In 2022, Maine Foodscapes’ Garden Project installed 23 home gardens across 21 towns throughout Southern Maine. 74% of those households have children in the home (38 children total). We served a total of 117 individuals, both children and adults, through our garden builds. Maine Foodscapes is working to build our capacity so that we can build more gardens each Spring.
In addition to the FGP, Maine Foodscapes also offers ongoing educational and therapeutic programming in garden-based settings for youth and seniors, and hosts regular cooking, planting, and wellness workshops and events open to the community.
Addie: Why is there a need for a program like this in Maine?

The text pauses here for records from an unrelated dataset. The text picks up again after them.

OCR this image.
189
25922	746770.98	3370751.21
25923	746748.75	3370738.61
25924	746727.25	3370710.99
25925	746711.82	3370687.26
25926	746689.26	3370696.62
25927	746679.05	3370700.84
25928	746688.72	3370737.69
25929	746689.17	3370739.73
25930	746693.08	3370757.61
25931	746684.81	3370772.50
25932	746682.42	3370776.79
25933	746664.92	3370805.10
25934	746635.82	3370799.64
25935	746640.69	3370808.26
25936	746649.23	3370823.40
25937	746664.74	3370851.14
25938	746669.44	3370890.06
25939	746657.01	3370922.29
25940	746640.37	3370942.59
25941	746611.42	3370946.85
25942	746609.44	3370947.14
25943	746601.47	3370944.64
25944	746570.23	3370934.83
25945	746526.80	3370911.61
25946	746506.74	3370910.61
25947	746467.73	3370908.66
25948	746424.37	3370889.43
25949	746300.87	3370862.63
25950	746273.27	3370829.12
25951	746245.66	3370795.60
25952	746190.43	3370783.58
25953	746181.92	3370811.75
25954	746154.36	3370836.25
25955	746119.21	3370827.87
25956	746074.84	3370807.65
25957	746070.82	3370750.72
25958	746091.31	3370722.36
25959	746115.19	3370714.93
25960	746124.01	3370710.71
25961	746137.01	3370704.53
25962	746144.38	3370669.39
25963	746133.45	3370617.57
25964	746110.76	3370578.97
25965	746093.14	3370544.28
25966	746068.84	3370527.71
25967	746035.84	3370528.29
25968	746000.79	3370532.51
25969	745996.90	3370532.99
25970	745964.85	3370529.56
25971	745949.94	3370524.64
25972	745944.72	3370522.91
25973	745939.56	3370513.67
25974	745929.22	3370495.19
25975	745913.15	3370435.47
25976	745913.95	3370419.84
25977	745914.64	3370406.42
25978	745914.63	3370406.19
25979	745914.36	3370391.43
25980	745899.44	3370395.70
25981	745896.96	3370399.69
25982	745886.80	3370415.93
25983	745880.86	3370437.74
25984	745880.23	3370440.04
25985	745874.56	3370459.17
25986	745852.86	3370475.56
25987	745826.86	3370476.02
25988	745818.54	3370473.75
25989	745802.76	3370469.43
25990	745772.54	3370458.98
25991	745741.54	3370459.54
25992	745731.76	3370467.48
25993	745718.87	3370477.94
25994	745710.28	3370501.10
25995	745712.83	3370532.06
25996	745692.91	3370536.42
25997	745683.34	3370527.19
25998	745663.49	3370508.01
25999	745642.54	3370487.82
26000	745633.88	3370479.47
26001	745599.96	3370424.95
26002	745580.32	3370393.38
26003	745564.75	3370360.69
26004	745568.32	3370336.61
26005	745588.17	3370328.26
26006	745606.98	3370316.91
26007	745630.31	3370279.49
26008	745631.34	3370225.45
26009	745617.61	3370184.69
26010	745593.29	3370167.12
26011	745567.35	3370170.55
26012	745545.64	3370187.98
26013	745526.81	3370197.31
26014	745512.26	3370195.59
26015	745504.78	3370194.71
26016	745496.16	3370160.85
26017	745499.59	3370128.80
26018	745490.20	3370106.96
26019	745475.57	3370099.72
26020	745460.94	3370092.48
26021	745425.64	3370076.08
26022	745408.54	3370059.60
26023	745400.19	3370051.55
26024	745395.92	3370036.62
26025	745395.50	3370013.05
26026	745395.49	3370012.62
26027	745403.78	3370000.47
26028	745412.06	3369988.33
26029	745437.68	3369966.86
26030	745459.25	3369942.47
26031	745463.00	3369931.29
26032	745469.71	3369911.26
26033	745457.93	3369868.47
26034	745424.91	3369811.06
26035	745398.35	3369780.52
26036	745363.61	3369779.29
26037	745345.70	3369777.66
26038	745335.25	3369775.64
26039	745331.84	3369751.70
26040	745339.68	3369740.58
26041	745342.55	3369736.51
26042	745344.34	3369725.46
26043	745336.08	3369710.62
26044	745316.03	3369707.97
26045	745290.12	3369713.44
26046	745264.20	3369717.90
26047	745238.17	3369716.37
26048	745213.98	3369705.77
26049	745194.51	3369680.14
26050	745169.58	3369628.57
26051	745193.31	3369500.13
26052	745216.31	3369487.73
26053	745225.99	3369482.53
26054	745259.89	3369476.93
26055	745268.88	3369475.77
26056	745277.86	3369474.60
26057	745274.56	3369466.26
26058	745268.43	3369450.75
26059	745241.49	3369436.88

Margaret: The work of Maine Foodscapes is the work of creating more resilient communities. By building home and community vegetable gardens, we are improving direct access to fresh produce and inhibiting barriers to food access such as cost or lack of transportation. This creates more resilience because access to food, a fundamental human right and basic need, is threatened by these structural barriers, as well as other factors such as climate change. We see our work as having two main objectives: to improve food security throughout Southern Maine and to create community connections, and therefore a sense of belonging and support. In our eyes, both of these objectives create more resilient communities!
Addie: Why are volunteers necessary to the work of Maine Foodscapes?
Margaret: Volunteers are indispensable to the success of our programming! We rely heavily on volunteer labor to complete our garden build season each Spring. We recruit individual volunteers and also partner with businesses and organizations (such as GPCOG Resilience Corps!) to recruit volunteer groups for garden builds. We love working with volunteers—it’s a great opportunity to create more community connections, and is key to achieving our program objectives (more gardens for more local families, organizations, and schools). We also love to have volunteers support our educational programming through teaching community workshops on gardening or planting topics, and by getting involved with our garden-based educational programming for local youth (e.g., at the Boys and Girls Clubs of Southern Maine).
Addie: What was your favorite part of our volunteer day?
Margaret: It was so great to see GPCOG Resilience Corps members connect with the youth group at The Root Cellar that was also participating in the on-site garden build! The kids were super engaged in helping to construct the raised garden beds, and it seemed meaningful for the Resilience Corps members to be able to connect with community youth.
To learn more about the work of Maine Foodscapes, visit https://www.mainefoodscapes.org
Addie grew up in Richmond, Virginia before moving to Fort Collins to get their B.S. in Human Dimensions of Natural Resources from Colorado State University. They spent their summers interning at the Nature Conservancy of Colorado and working with a film project that deepens public understanding of sacred places, indigenous cultures, and environmental justice. After college, Addie has spent time in Northern California working in community development and moved to Maine after a fifty-day outdoor educator course with Outward Bound. Outside of work, they love hiking, running, swimming, and anything involving whitewater. On slower days, Addie loves reading, writing, and going to the beach with their dog. Addie believes in the power of equipping communities with the tools to implement environmentally focused practices and they are excited to continue this work and gain more experience as the Community Rewilding Fellow!